Hi...I saw my neurologist and he will set up time for me to have a discussion with Dr Oaklander. He still does not think IVIG is right for me. He seems to have concerns about side effects. It has risks and does not always work so it is important to make sure it is appropriate for each person. Based on my "patchy distribution" of pain from face to toes he believes mine is a ganglionopathy and I will have pain every day for the rest of life. Not easy to take. He is testing (again) my ANA and also looking into hereditary causes, sodium channels. Two of his patients have hereditary causes and were put on sodium channel blockers reducing their pain from 8 to 2 on a scale of 1-10. On another post I mentioned my elevated B6 from a vitamin B Complex. He was not overly concerned about the level. Said I "dodged a bullet" by stopping it when I did but he is retesting the B6 level as well. That's it for now. Rainy and raw here in NH....not my kind of weather!

Thank you. This was very informative, more than anything else. I think I will contact her and see if she will see me. If I can arrange plans to travel from abroad, I will. I would like to see her and have her attempt to pin down the etiology of my SFN.

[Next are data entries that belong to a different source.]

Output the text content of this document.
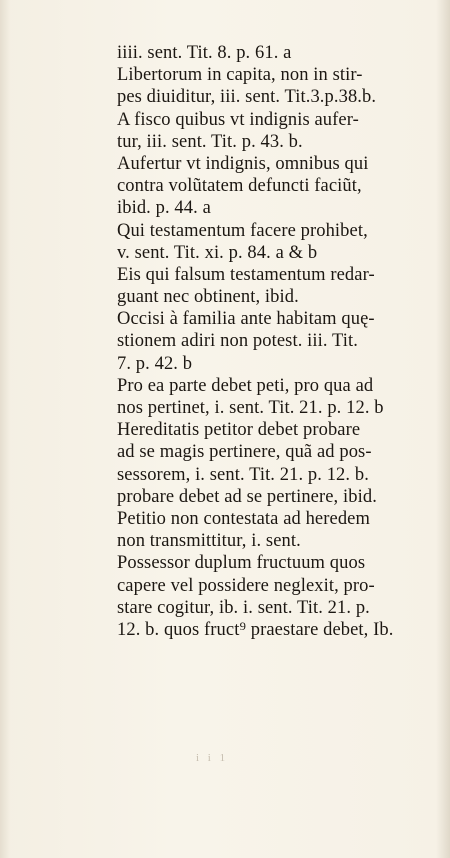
iiii. sent. Tit. 8. p. 61. a
Libertorum in capita, non in stir-
pes diuiditur, iii. sent. Tit.3.p.38.b.
A fisco quibus vt indignis aufer-
tur, iii. sent. Tit. p. 43. b.
Aufertur vt indignis, omnibus qui
contra volũtatem defuncti faciũt,
ibid. p. 44. a
Qui testamentum facere prohibet,
v. sent. Tit. xi. p. 84. a & b
Eis qui falsum testamentum redar-
guant nec obtinent, ibid.
Occisi à familia ante habitam quę-
stionem adiri non potest. iii. Tit.
7. p. 42. b
Pro ea parte debet peti, pro qua ad
nos pertinet, i. sent. Tit. 21. p. 12. b
Hereditatis petitor debet probare
ad se magis pertinere, quã ad pos-
sessorem, i. sent. Tit. 21. p. 12. b.
probare debet ad se pertinere, ibid.
Petitio non contestata ad heredem
non transmittitur, i. sent.
Possessor duplum fructuum quos
capere vel possidere neglexit, pro-
stare cogitur, ib. i. sent. Tit. 21. p.
12. b. quos fruct⁹ praestare debet, Ib.
i i 1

Besides all the valuable information it made me ecstatic to hear Dr Oaklander say the cause of disease in each person needs to be known. After listening to the full video I must say she is my idea of a great doctor and Mass Gen sounds pretty great to me as well. I am going to print out the list of blood tests recommended from the site and cross reference to figure out which ones I still need to do. Thank you!

I agree, and did the same thing.

We're you in the Mideast? It might have been too recent for the video, but I read that the great majority of veterans with Gulf War Disease have a gene that made their prophylactic "vaccines" for nerve gas...Mestosin (forgot the generic name)...neurotoxic...causing GWD and....neuropathy! I'll try to find the article.